Synthetic Minority Oversampling Technique

Oversampling and undersampling in data analysis are techniques used to adjust the class distribution of a data set. Both oversampling and undersampling involve introducing a bias to select more samples from one class than from another, to compensate for an imbalance that is either already present in the data. Data Imbalance can be of the following types:
Under-representation of a class in one or more important predictor variables.
Under-representation of one class in the outcome (dependent) variable.

The end result of over/under sampling is the creation of a balanced dataset. Many machine-learning techniques and neural networks, make more reliable predictions from being trained with balanced data. Certain analytical methods, however, notably linear regression and logistic regression, do not benefit from a balancing approach.

There are a number of methods available to oversample a dataset used in a typical classification problem. The most common technique is known as SMOTE: Synthetic Minority Over-sampling Technique.
It creates new synthetic observations. To do that, it identify the feature vector and its nearest neighbour. Then, it take the difference between the two. Crucially, it multiplies the difference with a random number between 0 and 1. We then plot a new data point on the difference line. The feature vector for this new point is our synthetic datapoint.

If we try to identify, for example, fraudolent credit card transactions, we want them in a sufficient number of samples, but a good system do not have more than 5% or 10% of fraud as explained on the right part of the figure above.
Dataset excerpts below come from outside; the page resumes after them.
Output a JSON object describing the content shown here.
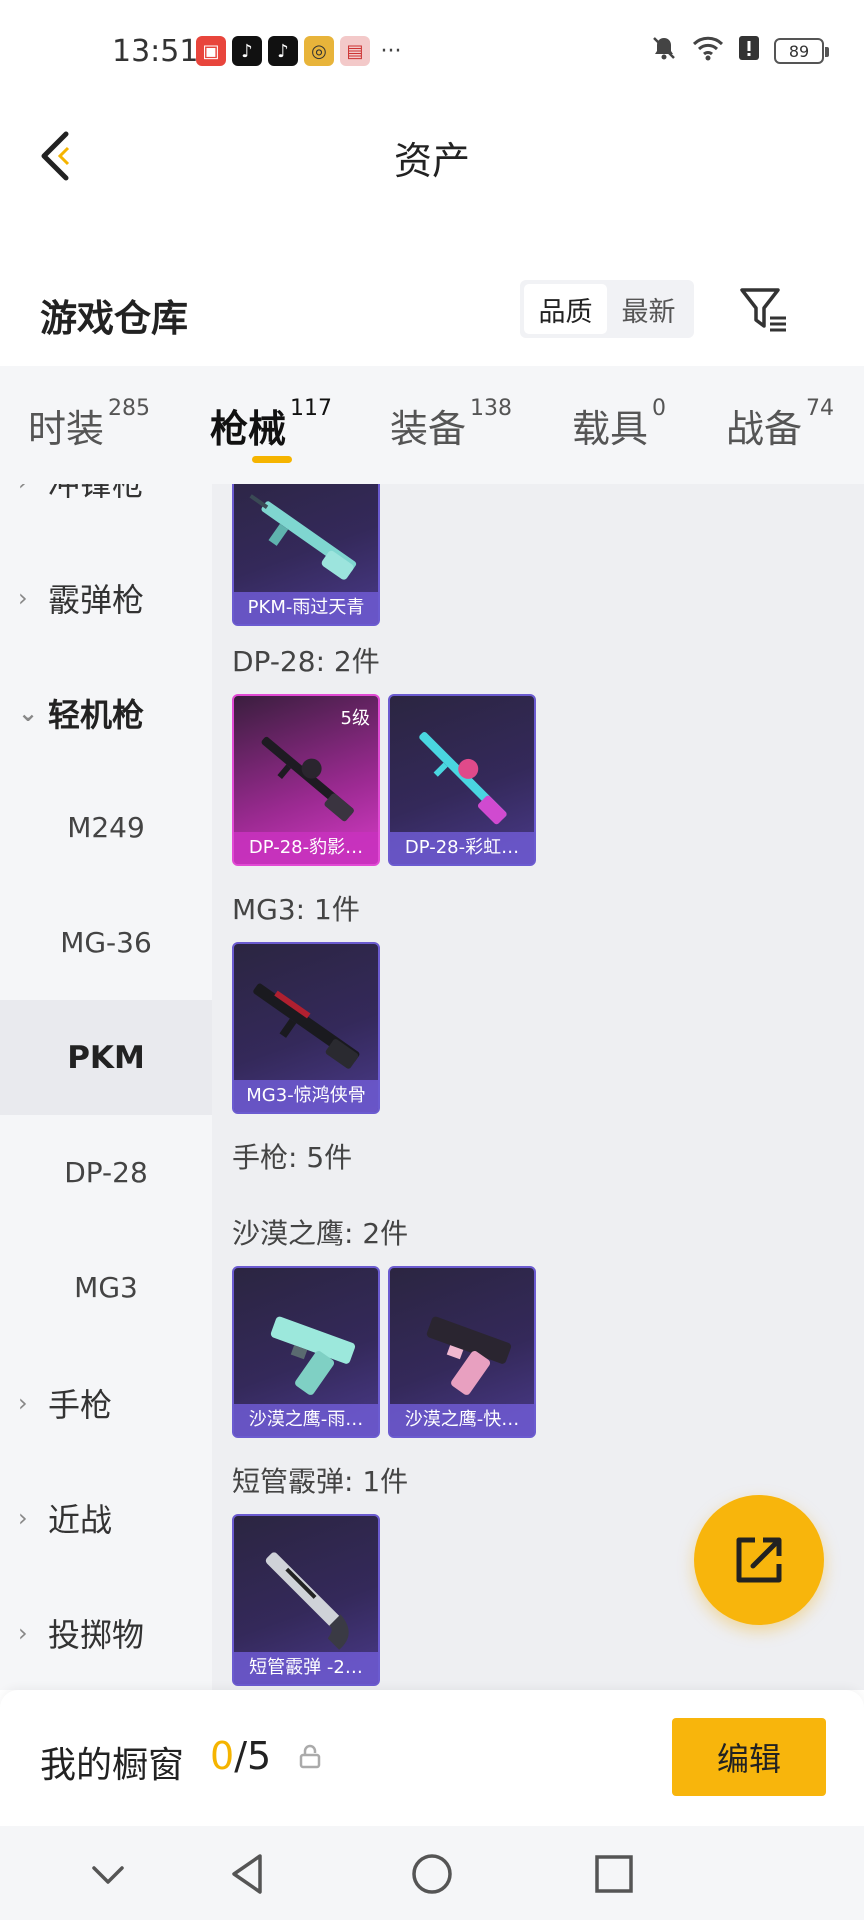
{
  "status_bar": {
    "time": "13:51",
    "notification_icons": [
      "huawei-app-icon",
      "tiktok-icon",
      "tiktok-icon",
      "game-app-icon",
      "box-app-icon"
    ],
    "more": "···",
    "battery": "89"
  },
  "header": {
    "title": "资产"
  },
  "section": {
    "title": "游戏仓库",
    "sort_options": [
      "品质",
      "最新"
    ],
    "active_sort": "品质"
  },
  "tabs": [
    {
      "label": "时装",
      "count": "285"
    },
    {
      "label": "枪械",
      "count": "117"
    },
    {
      "label": "装备",
      "count": "138"
    },
    {
      "label": "载具",
      "count": "0"
    },
    {
      "label": "战备",
      "count": "74"
    }
  ],
  "sidebar": {
    "items": [
      {
        "label": "冲锋枪",
        "type": "parent",
        "chevron": "›"
      },
      {
        "label": "霰弹枪",
        "type": "parent",
        "chevron": "›"
      },
      {
        "label": "轻机枪",
        "type": "parent",
        "chevron": "⌄"
      },
      {
        "label": "M249",
        "type": "child"
      },
      {
        "label": "MG-36",
        "type": "child"
      },
      {
        "label": "PKM",
        "type": "child"
      },
      {
        "label": "DP-28",
        "type": "child"
      },
      {
        "label": "MG3",
        "type": "child"
      },
      {
        "label": "手枪",
        "type": "parent",
        "chevron": "›"
      },
      {
        "label": "近战",
        "type": "parent",
        "chevron": "›"
      },
      {
        "label": "投掷物",
        "type": "parent",
        "chevron": "›"
      }
    ]
  },
  "groups": [
    {
      "label": "",
      "items": [
        {
          "name": "PKM-雨过天青"
        }
      ]
    },
    {
      "label": "DP-28: 2件",
      "items": [
        {
          "name": "DP-28-豹影…",
          "level": "5级"
        },
        {
          "name": "DP-28-彩虹…"
        }
      ]
    },
    {
      "label": "MG3: 1件",
      "items": [
        {
          "name": "MG3-惊鸿侠骨"
        }
      ]
    },
    {
      "label": "手枪: 5件",
      "items": []
    },
    {
      "label": "沙漠之鹰: 2件",
      "items": [
        {
          "name": "沙漠之鹰-雨…"
        },
        {
          "name": "沙漠之鹰-快…"
        }
      ]
    },
    {
      "label": "短管霰弹: 1件",
      "items": [
        {
          "name": "短管霰弹 -2…"
        }
      ]
    }
  ],
  "showcase": {
    "title": "我的橱窗",
    "current": "0",
    "total": "/5",
    "edit_label": "编辑"
  },
  "colors": {
    "accent": "#f8b50c",
    "card_purple": "#6b5bd0",
    "card_gold": "#e14ad4"
  }
}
The complications of the so called Class Umbalance Problem are: Bias Predictions and Misleading Accuracy. In this example, even if we classify all the transactions as non-fraudolent, we will be 95% accurate, but our model does not help despite it gives a very high accuracy.

Another important aspect to take into consideration is a problem that may occur during Validation, that is the Inconsistency of the data. For example, in fraud prevention we cannot split data between January and February because in January people spend more money than February because the Christmas time.

Other examples are: manufacturing defects, rare diseases diagnosis and natural disaster.